NEWPORT – Rick Burroughs and Heidi Davis of Black River Designs (BRD) gave an overview Wednesday evening of the facility needs for North Country Union High School's A and B wings to an advisory committee composed of school administrators, school board members, and members of the community. BRD worked with the high school board for the North Country Career Center renovation known as C Wing.
The overview is based on a master planning effort by BRD, which focused on facility needs, code compliance, and educational issues.
“We looked very broadly at what the needs would be for the district,” said Burroughs. “Not so much an immediate need, but what will make the building sustainable moving forward.” Burroughs stated that half of the 180,000-square feet of the building comprises the A and B wings of the school, which the school board is considering renovating. The three separate wings of the high school were completed in 1966 with C Wing undergoing a major makeover several years ago.
Burroughs said much of the building and its operating systems are almost 50 years old, outdated and inefficient, resulting in higher costs and increasing difficulty to find replacement parts.

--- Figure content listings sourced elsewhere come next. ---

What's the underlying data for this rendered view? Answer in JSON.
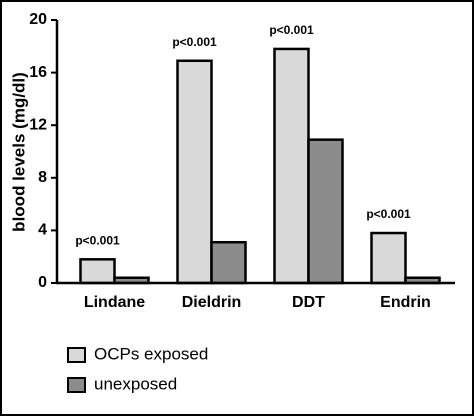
{
  "chart_data": {
    "type": "bar",
    "y_label": "blood levels (mg/dl)",
    "categories": [
      "Lindane",
      "Dieldrin",
      "DDT",
      "Endrin"
    ],
    "series": [
      {
        "name": "OCPs exposed",
        "color": "#d9d9d9",
        "values": [
          1.8,
          16.9,
          17.8,
          3.8
        ]
      },
      {
        "name": "unexposed",
        "color": "#8c8c8c",
        "values": [
          0.4,
          3.1,
          10.9,
          0.4
        ]
      }
    ],
    "annotations": [
      "p<0.001",
      "p<0.001",
      "p<0.001",
      "p<0.001"
    ],
    "ylim": [
      0,
      20
    ],
    "yticks": [
      0,
      4,
      8,
      12,
      16,
      20
    ],
    "grid": false
  }
}
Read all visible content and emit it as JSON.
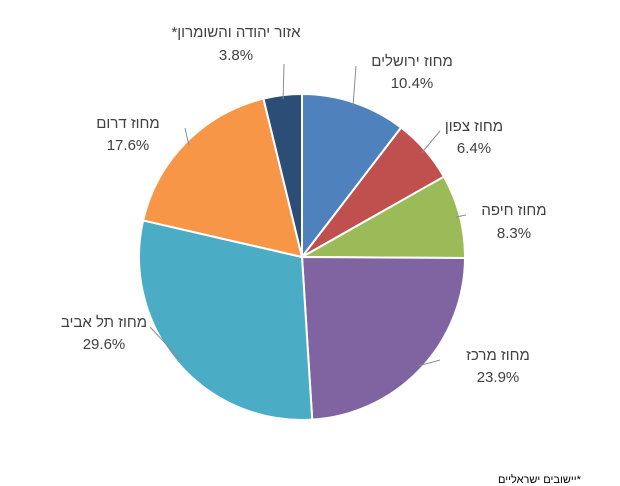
{
  "chart_data": {
    "type": "pie",
    "title": "",
    "start_angle_deg": 0,
    "direction": "clockwise",
    "slices": [
      {
        "label": "מחוז ירושלים",
        "value": 10.4,
        "value_text": "10.4%",
        "color": "#4f81bd"
      },
      {
        "label": "מחוז צפון",
        "value": 6.4,
        "value_text": "6.4%",
        "color": "#c0504d"
      },
      {
        "label": "מחוז חיפה",
        "value": 8.3,
        "value_text": "8.3%",
        "color": "#9bbb59"
      },
      {
        "label": "מחוז מרכז",
        "value": 23.9,
        "value_text": "23.9%",
        "color": "#8064a2"
      },
      {
        "label": "מחוז תל אביב",
        "value": 29.6,
        "value_text": "29.6%",
        "color": "#4bacc6"
      },
      {
        "label": "מחוז דרום",
        "value": 17.6,
        "value_text": "17.6%",
        "color": "#f79646"
      },
      {
        "label": "אזור יהודה והשומרון*",
        "value": 3.8,
        "value_text": "3.8%",
        "color": "#2c4d75"
      }
    ],
    "legend": "none"
  },
  "footnote": "*יישובים ישראליים"
}
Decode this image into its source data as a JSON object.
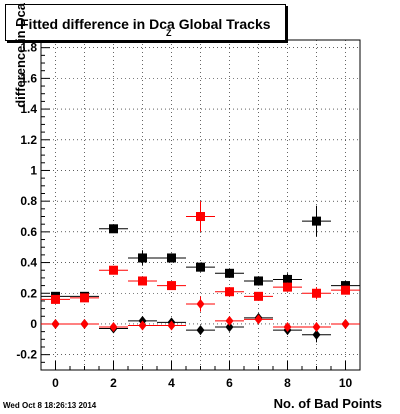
{
  "title": "Fitted difference in Dca Global Tracks",
  "title_subscript": "Z",
  "timestamp": "Wed Oct  8 18:26:13 2014",
  "chart_data": {
    "type": "scatter",
    "title": "Fitted difference in Dca Global Tracks",
    "xlabel": "No. of Bad Points",
    "ylabel": "difference in Dca",
    "xlim": [
      -0.5,
      10.5
    ],
    "ylim": [
      -0.3,
      1.85
    ],
    "grid": true,
    "x_ticks": [
      0,
      2,
      4,
      6,
      8,
      10
    ],
    "y_ticks": [
      -0.2,
      0,
      0.2,
      0.4,
      0.6,
      0.8,
      1,
      1.2,
      1.4,
      1.6,
      1.8
    ],
    "series": [
      {
        "marker": "square",
        "color": "#000000",
        "x": [
          0,
          1,
          2,
          3,
          4,
          5,
          6,
          7,
          8,
          9,
          10
        ],
        "y": [
          0.18,
          0.18,
          0.62,
          0.43,
          0.43,
          0.37,
          0.33,
          0.28,
          0.29,
          0.67,
          0.25
        ],
        "yerr": [
          0.02,
          0.02,
          0.02,
          0.05,
          0.03,
          0.03,
          0.03,
          0.03,
          0.04,
          0.1,
          0.03
        ]
      },
      {
        "marker": "square",
        "color": "#ff0000",
        "x": [
          0,
          1,
          2,
          3,
          4,
          5,
          6,
          7,
          8,
          9,
          10
        ],
        "y": [
          0.16,
          0.17,
          0.35,
          0.28,
          0.25,
          0.7,
          0.21,
          0.18,
          0.24,
          0.2,
          0.22
        ],
        "yerr": [
          0.02,
          0.02,
          0.02,
          0.02,
          0.02,
          0.1,
          0.03,
          0.02,
          0.03,
          0.04,
          0.02
        ]
      },
      {
        "marker": "diamond",
        "color": "#000000",
        "x": [
          0,
          1,
          2,
          3,
          4,
          5,
          6,
          7,
          8,
          9,
          10
        ],
        "y": [
          0.0,
          0.0,
          -0.03,
          0.02,
          0.01,
          -0.04,
          -0.02,
          0.04,
          -0.04,
          -0.07,
          0.0
        ],
        "yerr": [
          0.01,
          0.01,
          0.01,
          0.02,
          0.02,
          0.03,
          0.02,
          0.02,
          0.03,
          0.05,
          0.01
        ]
      },
      {
        "marker": "diamond",
        "color": "#ff0000",
        "x": [
          0,
          1,
          2,
          3,
          4,
          5,
          6,
          7,
          8,
          9,
          10
        ],
        "y": [
          0.0,
          0.0,
          -0.02,
          -0.01,
          -0.01,
          0.13,
          0.02,
          0.03,
          -0.02,
          -0.02,
          0.0
        ],
        "yerr": [
          0.01,
          0.01,
          0.01,
          0.02,
          0.02,
          0.05,
          0.02,
          0.02,
          0.02,
          0.03,
          0.01
        ]
      }
    ]
  }
}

The B Wing is near the end of its expected service life and needs to be replaced, which will include rebuilding eaves and soffits. The connector roofs have leaks and must be repaired or replaced.
The windows are single pane, non-thermally broken aluminum, which don't meet current energy standards. To make matters worse, Burroughs noted to the committee, which was meeting in the library, that the columns around the windows are made of concrete, aren't insulated and draw heat out of the building.
“There's almost no insulation behind the exterior bricks,” Burroughs said. “And there's wood framing at the aluminum louvers that don't meet code requirement.”
Good news or bad news? The glass connectors between each wing of the building are unheated and uninsulated steel, tile, and glass connectors. While freezing cold in the winter, they also separate the wings in such a way that the fire marshal allowed the renovation of the C Wing without requiring that the rest of the school be brought up to code. That would have meant building fire walls and installing sprinkler systems through the two wings.
The antiquated electrical system is at the end of its useful life, according to Burroughs, “We're talking about transformers, sub-panels and local wiring. While the service entrance and main distribution from the service area have been recently replaced, areas of the B Wing area are at or near system capacity.”
Ventilation, plumbing and heating facilities are also due for upgrades or replacement. Floor tiles currently require a labor intensive maintenance program and are reaching the end of their useful life.
“Code compliance is a serious issue that must be addressed,” said Heidi Davis. “The Fire Marshal and Department of Public Safety are aware the facility does not satisfy Life Safety requirements at this time.”
Sprinkler systems and a fire wall will be required if any renovation is undertaken. Access is another major issue with the A Wing lift being non-compliant with accessibility rules. The B Wing elevator had to be upgraded with cab size requirements. Doors, hardware and rest rooms are also out of compliance.
The third area BRD addressed is educational needs. Burroughs notes the existing science labs do not meet current educational standards and are out of date. Teachers' work spaces are far removed from their classrooms and do not follow the current national mode.
“Gang style” showers in the locker rooms are outdated and do not allow for adequate privacy and separation, according to Burroughs, and the weight room is in a remote location and has limited supervision.
“Electrical and mechanical systems are at the end of their useful life,” he stated. “There's no green room for props. There's isn't an adequate place for small group practice and instruction space and there is no dance studio.”
Burroughs also said the special education spaces are spread out through the building and are not adequate to provide for the student's needs, the library doesn't meet academic standards for technology and media, and the nursing, administration, and guidance departments lack space and privacy and don't afford students confidential delivery of service.
The presentation was concluded after Burroughs recommended the committee consider its next steps.
“First, consider your needs, then the best solutions, and finally get a cost estimate,” Burroughs counseled the committee. “Choose which issues are the most important and prioritize your needs, and then decide what the school district can afford.” And he advised that in educating the public, “You need to shape the needs first so they know what the issues are, then address the solution. The last thing is to let the community know what it will cost. Putting cost first will drive the solution; you need people to focus on what the problems are and how to fix them.”
The committee is considering hiring a project manager to oversee the process and represent the school board's interests as the project moves forward. For an estimated cost of $9000, the project manager will work with the school starting immediately with an anticipated planning and construction process that will take several years to complete.